35 And it came to pass as they emptied their sacks, that, behold, every man’s bundle of money was in his sack: and when both they and their father saw the bundles of money, they were afraid.

One of the brothers had opened his sack of grain on the way home and found his money restored, but apparently the others did not check theirs until they were all gathered before their faither. Now they see that all of them have had their money returned to them and it fills them with dread.

On the one hand, they might rightly assume that this is a trick by that suspicious head Egyptian, Zaphnath-paaneah, who sold them the grain. And based on his attitude towards the brothers earlier, it would seem likely Zaphnath had done this to entrap them, rather than as a kindness. Indeed, they will suggest as much in the very next chapter.

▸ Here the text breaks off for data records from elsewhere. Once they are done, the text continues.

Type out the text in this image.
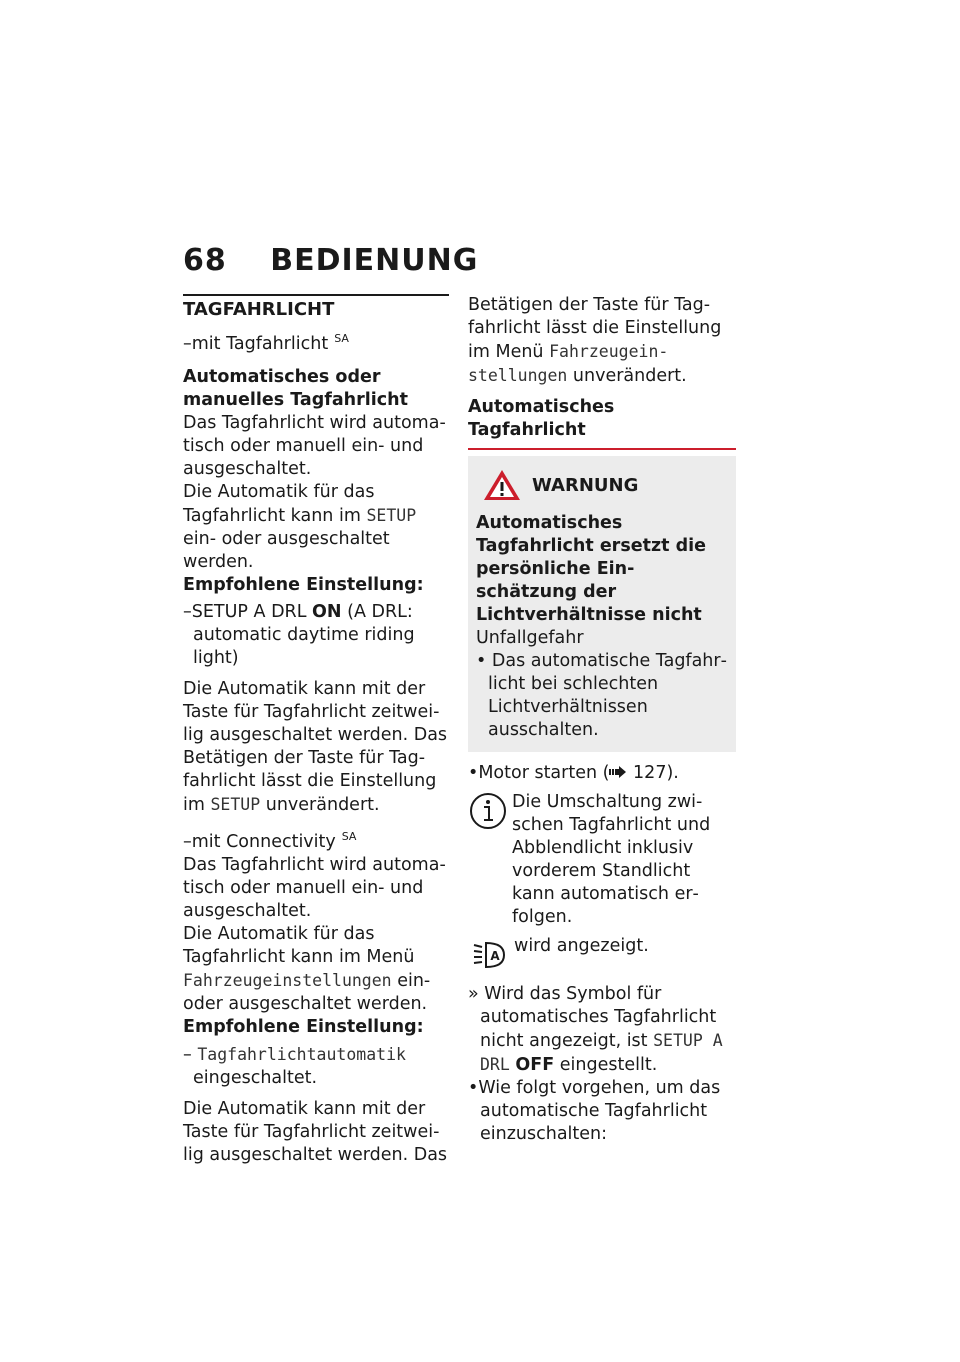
68 BEDIENUNG
TAGFAHRLICHT

–mit Tagfahrlicht $^{SA}$

Automatisches oder manuelles Tagfahrlicht

Das Tagfahrlicht wird automatisch oder manuell ein- und ausgeschaltet.

Die Automatik für das Tagfahrlicht kann im SETUP ein- oder ausgeschaltet werden.

Empfohlene Einstellung:

–SETUP A DRL ON (A DRL: automatic daytime riding light)

Die Automatik kann mit der Taste für Tagfahrlicht zeitweilig ausgeschaltet werden. Das Betätigen der Taste für Tagfahrlicht lässt die Einstellung im SETUP unverändert.

–mit Connectivity $^{SA}$

Das Tagfahrlicht wird automatisch oder manuell ein- und ausgeschaltet.

Die Automatik für das Tagfahrlicht kann im Menü Fahrzeugeinstellungen ein- oder ausgeschaltet werden.

Empfohlene Einstellung:

– Tagfahrlichtautomatik eingeschaltet.

Die Automatik kann mit der Taste für Tagfahrlicht zeitweilig ausgeschaltet werden. Das

Betätigen der Taste für Tagfahrlicht lässt die Einstellung im Menü Fahrzeugeinstellungen unverändert.

Automatisches Tagfahrlicht
WARNUNG
Automatisches Tagfahrlicht ersetzt die persönliche Einschätzung der Lichtverhältnisse nicht

Unfallgefahr

• Das automatische Tagfahrlicht bei schlechten Lichtverhältnissen ausschalten.

•Motor starten ( 127).

Die Umschaltung zwischen Tagfahrlicht und Abblendlicht inklusiv vorderem Standlicht kann automatisch erfolgen.

A wird angezeigt.

» Wird das Symbol für automatisches Tagfahrlicht nicht angezeigt, ist SETUP A DRL OFF eingestellt.

•Wie folgt vorgehen, um das automatische Tagfahrlicht einzuschalten:
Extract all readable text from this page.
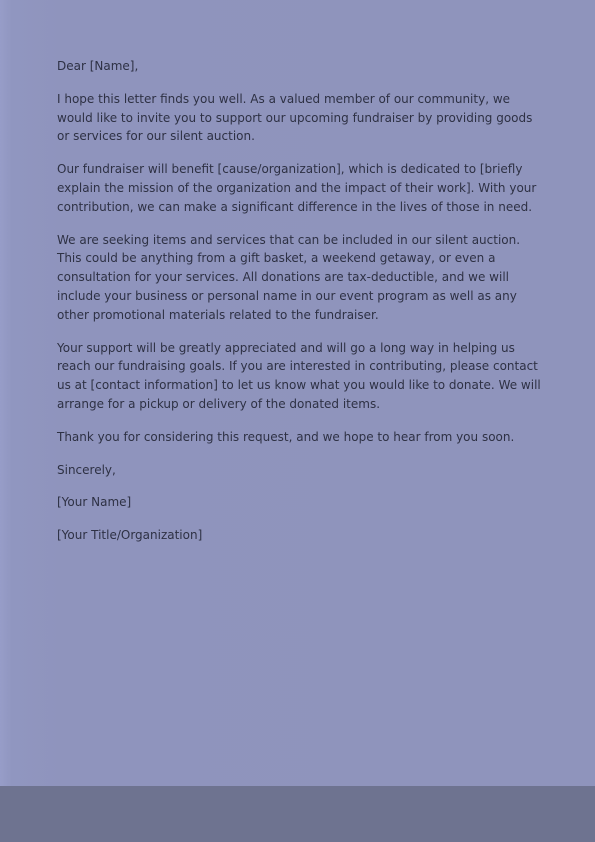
Dear [Name],

I hope this letter finds you well. As a valued member of our community, we would like to invite you to support our upcoming fundraiser by providing goods or services for our silent auction.

Our fundraiser will benefit [cause/organization], which is dedicated to [briefly explain the mission of the organization and the impact of their work]. With your contribution, we can make a significant difference in the lives of those in need.

We are seeking items and services that can be included in our silent auction. This could be anything from a gift basket, a weekend getaway, or even a consultation for your services. All donations are tax-deductible, and we will include your business or personal name in our event program as well as any other promotional materials related to the fundraiser.

Your support will be greatly appreciated and will go a long way in helping us reach our fundraising goals. If you are interested in contributing, please contact us at [contact information] to let us know what you would like to donate. We will arrange for a pickup or delivery of the donated items.

Thank you for considering this request, and we hope to hear from you soon.

Sincerely,

[Your Name]

[Your Title/Organization]
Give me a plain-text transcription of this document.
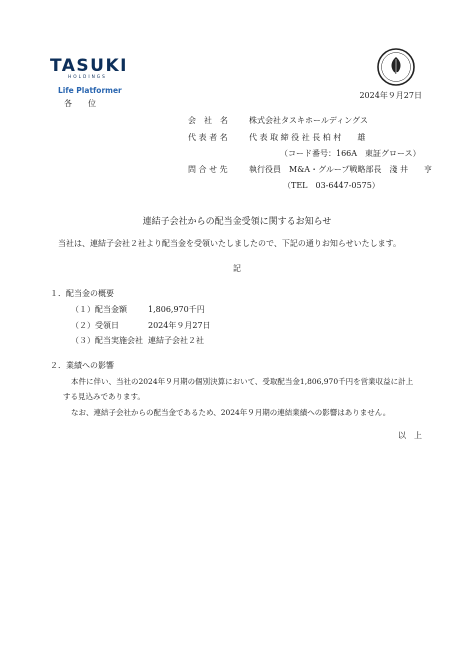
TASUKI
HOLDINGS
Life Platformer
FASF
各　　位
2024年９月27日
会　社　名	株式会社タスキホールディングス
代 表 者 名	代 表 取 締 役 社 長 柏 村　　雄
（コード番号：166A　東証グロース）
問 合 せ 先	執行役員　M&A・グループ戦略部長　淺 井　　亨
（TEL　03-6447-0575）
連結子会社からの配当金受領に関するお知らせ
当社は、連結子会社２社より配当金を受領いたしましたので、下記の通りお知らせいたします。
記
１．配当金の概要
（１）配当金額	1,806,970千円
（２）受領日	2024年９月27日
（３）配当実施会社 連結子会社２社
２．業績への影響
本件に伴い、当社の2024年９月期の個別決算において、受取配当金1,806,970千円を営業収益に計上
する見込みであります。
なお、連結子会社からの配当金であるため、2024年９月期の連結業績への影響はありません。
以　上
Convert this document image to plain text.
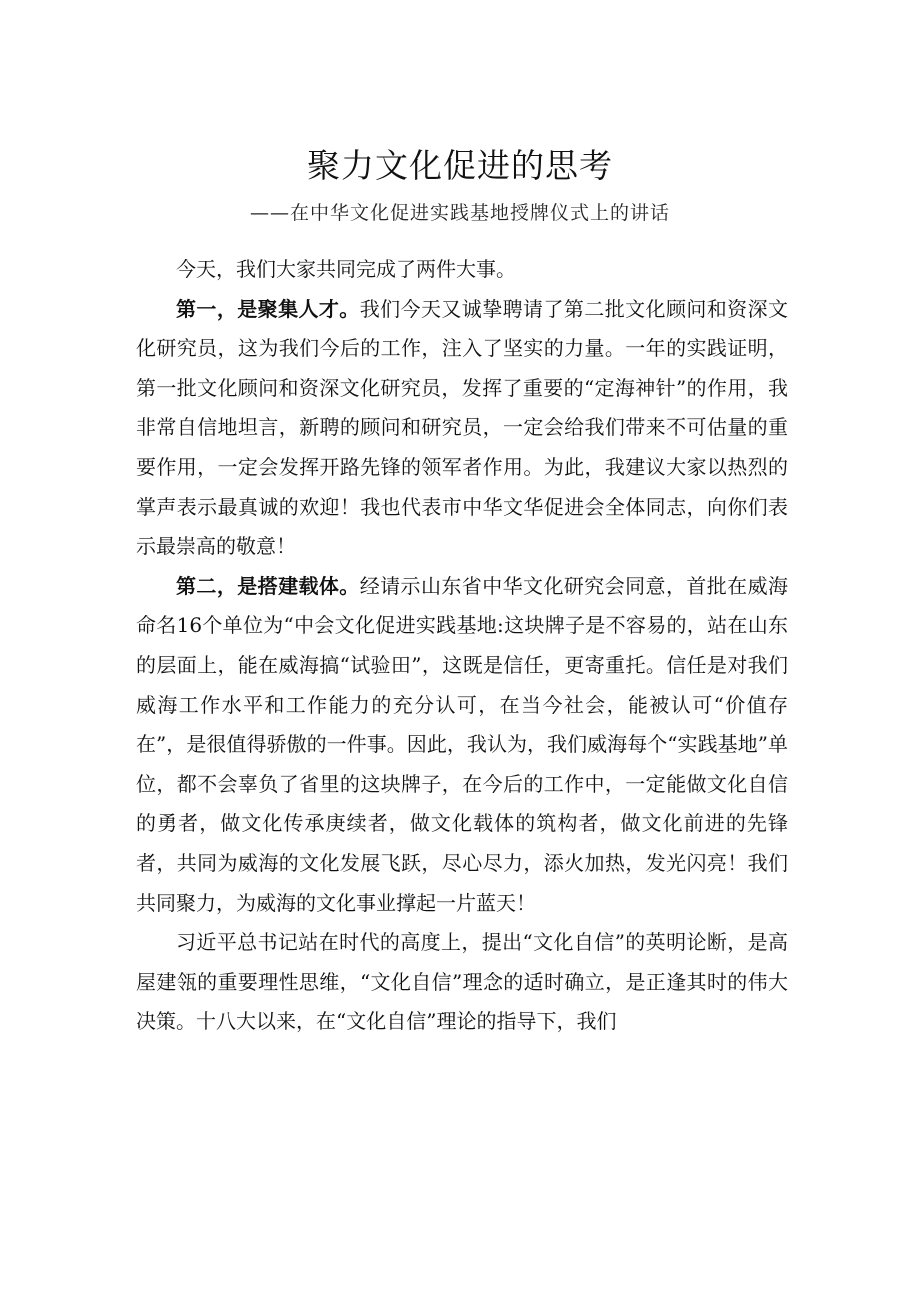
聚力文化促进的思考
——在中华文化促进实践基地授牌仪式上的讲话

今天，我们大家共同完成了两件大事。

第一，是聚集人才。我们今天又诚挚聘请了第二批文化顾问和资深文化研究员，这为我们今后的工作，注入了坚实的力量。一年的实践证明，第一批文化顾问和资深文化研究员，发挥了重要的“定海神针”的作用，我非常自信地坦言，新聘的顾问和研究员，一定会给我们带来不可估量的重要作用，一定会发挥开路先锋的领军者作用。为此，我建议大家以热烈的掌声表示最真诚的欢迎！我也代表市中华文华促进会全体同志，向你们表示最崇高的敬意！

第二，是搭建载体。经请示山东省中华文化研究会同意，首批在威海命名16个单位为“中会文化促进实践基地:这块牌子是不容易的，站在山东的层面上，能在威海搞“试验田”，这既是信任，更寄重托。信任是对我们威海工作水平和工作能力的充分认可，在当今社会，能被认可“价值存在”，是很值得骄傲的一件事。因此，我认为，我们威海每个“实践基地”单位，都不会辜负了省里的这块牌子，在今后的工作中，一定能做文化自信的勇者，做文化传承庚续者，做文化载体的筑构者，做文化前进的先锋者，共同为威海的文化发展飞跃，尽心尽力，添火加热，发光闪亮！我们共同聚力，为威海的文化事业撑起一片蓝天！

习近平总书记站在时代的高度上，提出“文化自信”的英明论断，是高屋建瓴的重要理性思维，“文化自信”理念的适时确立，是正逢其时的伟大决策。十八大以来，在“文化自信”理论的指导下，我们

Or, on the other hand, it might have ended up in their grain as a mistake, in which case the Egyptians might have found the imbalance in their ledgers, and then they might assume the brothers had somehow stolen their money back again. In either case, the presence of this money is a disturbing turn of events, giving the Egyptians ample reason to persecute them further.

The prospect of going back to Egypt thus becomes so distasteful, that they won’t even attempt it until they are once again at starvation’s door in the next chapter. Indeed, if it weren’t for the shadow of death upon them, perhaps Simeon would never have been retrieved. He would have been left by his brothers to rot in prison, just as Joseph.